As explained above, "assisting a qualifying felony in which a death occurs is the same as assisting the actual killer in committing first degree murder, and vice versa." (Lopez, supra, 88 Cal.App.5th at p. 578.) This principle does not depend on the number of people who commit the qualifying felony, as all participants in the crime necessarily aid the others, the actual killer included. Thus, if the defendant's conduct constitutes aiding and abetting of a target felony, and a death occurs during commission of the felony, that defendant has necessarily assisted the actual killer in committing first degree murder, whether or not the defendant assisted in the specific act of killing itself.

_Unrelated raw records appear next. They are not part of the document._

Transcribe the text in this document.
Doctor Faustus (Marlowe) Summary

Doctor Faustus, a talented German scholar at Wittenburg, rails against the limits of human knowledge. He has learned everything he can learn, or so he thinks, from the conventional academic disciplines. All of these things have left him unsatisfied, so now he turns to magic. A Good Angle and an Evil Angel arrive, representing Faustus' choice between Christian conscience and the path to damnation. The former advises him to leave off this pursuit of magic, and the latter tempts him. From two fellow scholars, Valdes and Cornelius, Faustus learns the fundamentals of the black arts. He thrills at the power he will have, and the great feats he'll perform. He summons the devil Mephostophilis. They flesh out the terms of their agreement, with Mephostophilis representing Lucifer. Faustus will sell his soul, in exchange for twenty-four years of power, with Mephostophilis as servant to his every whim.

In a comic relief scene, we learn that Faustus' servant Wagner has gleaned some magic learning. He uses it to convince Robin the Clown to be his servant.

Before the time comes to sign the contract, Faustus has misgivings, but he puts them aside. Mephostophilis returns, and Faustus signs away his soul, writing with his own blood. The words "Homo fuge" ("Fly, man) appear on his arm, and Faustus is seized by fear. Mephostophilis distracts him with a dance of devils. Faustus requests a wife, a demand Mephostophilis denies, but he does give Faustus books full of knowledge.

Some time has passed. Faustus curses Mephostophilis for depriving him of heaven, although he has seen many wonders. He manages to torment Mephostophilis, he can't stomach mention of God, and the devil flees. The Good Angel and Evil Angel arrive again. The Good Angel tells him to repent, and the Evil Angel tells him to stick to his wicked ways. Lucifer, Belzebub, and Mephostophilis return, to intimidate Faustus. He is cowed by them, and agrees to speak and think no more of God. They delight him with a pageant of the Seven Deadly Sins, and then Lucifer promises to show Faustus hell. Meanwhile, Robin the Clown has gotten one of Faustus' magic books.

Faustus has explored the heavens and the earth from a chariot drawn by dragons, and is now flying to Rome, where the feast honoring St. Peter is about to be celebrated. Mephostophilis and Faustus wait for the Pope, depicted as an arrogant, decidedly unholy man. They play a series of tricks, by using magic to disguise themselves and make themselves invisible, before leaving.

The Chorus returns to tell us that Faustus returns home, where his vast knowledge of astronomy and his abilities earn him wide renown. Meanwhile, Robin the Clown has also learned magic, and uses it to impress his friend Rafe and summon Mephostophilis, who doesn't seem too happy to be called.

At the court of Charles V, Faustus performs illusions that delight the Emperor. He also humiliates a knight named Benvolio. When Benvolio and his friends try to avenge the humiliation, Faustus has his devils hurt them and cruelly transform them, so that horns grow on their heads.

Section 189(e)(2) changed the law of felony murder by imposing liability on a defendant who is not the actual killer but who, with the intent to kill, aids, abets, or assists in the commission of a predicate felony during which the death occurs. Such conduct necessarily aids the actual killer in commission of the murder. Because Boston's record of conviction shows that the jury made findings sufficient to convict him of first degree felony murder under this law, we reject his contention that the trial court erred by denying his petition.
DISPOSITION
The order denying Boston's petition for resentencing is affirmed.
WE CONCUR: PETROU, J., RODRÍGUEZ, J.